When is a journalist a journalist?
Listening to the radio last night, I heard a performer refer to herself as a journalist.
It made me cringe.
Most of the news readers and show people who clutter the networks are nothing more than pretty faces employed by mega-corporations to jack up ratings by reading prepared texts in as menacing and frightening voices as possible.
Often, I wonder if they actually believe the nonsense their masters put in front of them.
To be sure, they play it well.
They proclaim "Breaking news!" with such gusto we might actually fall into the trap of believing the hype.
And that's what's wrong.
It's hyperbole, melodrama, controlled fearmongering.
Purposeful phony hysteria.
Polls, polls, polls.
Manufactured controversy.
Negativity above all.
I used to defend news readers.
It seemed impossible to me that they would be overpaid shills for their corporate masters.
But my eyes are wide open now.
While the Martha Raditzes, Richard Engelses and a few others who seriously research their topics and report from that research are clearly the exceptions, the so-called "journalists" like John Dickerson, Wolf Blitzer and Chuck Todd are mere celebrities, readers of scripts.
It's all about ratings.
It's all about viewer share.
It's too often about who can be most sensational.

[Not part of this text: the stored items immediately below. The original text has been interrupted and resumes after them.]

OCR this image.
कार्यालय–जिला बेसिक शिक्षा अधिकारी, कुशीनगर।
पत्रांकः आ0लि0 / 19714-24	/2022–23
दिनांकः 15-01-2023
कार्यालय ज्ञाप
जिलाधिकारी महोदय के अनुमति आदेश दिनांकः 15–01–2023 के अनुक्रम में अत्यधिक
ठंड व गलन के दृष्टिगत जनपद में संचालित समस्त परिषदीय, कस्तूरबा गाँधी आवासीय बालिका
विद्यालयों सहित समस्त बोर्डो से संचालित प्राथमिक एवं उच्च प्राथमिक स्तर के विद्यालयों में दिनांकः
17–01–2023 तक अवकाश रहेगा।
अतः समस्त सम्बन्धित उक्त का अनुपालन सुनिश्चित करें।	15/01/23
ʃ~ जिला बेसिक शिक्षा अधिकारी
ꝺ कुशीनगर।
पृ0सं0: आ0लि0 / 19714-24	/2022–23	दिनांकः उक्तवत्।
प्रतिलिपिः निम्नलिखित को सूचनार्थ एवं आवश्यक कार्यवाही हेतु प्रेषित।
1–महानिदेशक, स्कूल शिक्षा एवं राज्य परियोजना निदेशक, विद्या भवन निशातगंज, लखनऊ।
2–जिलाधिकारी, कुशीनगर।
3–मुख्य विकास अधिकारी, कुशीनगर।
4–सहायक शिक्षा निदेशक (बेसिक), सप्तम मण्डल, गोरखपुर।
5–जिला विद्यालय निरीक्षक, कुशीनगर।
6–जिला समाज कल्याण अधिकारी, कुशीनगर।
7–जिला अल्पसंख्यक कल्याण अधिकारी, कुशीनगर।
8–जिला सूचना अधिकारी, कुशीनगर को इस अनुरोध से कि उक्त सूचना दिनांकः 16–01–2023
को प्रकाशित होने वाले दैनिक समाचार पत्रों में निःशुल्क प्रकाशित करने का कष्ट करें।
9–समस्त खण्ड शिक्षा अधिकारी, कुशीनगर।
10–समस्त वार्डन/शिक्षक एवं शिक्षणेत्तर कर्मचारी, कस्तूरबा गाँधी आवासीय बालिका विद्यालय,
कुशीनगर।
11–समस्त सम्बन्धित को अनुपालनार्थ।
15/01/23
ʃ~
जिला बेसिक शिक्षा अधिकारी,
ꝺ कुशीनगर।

There are few people I listen to or watch anymore. BBC News, Al Jazeera America and NPR can always be counted on to give fair, unbiased news.
When I want educated commentary, I turn to Rachael Maddow, the smartest person on any network.
Labeling performers as journalists does a huge disservice to the dedicated men and women who capably "journal" the events of our times.
It's also an indictment on the gullibility of today's news consumer.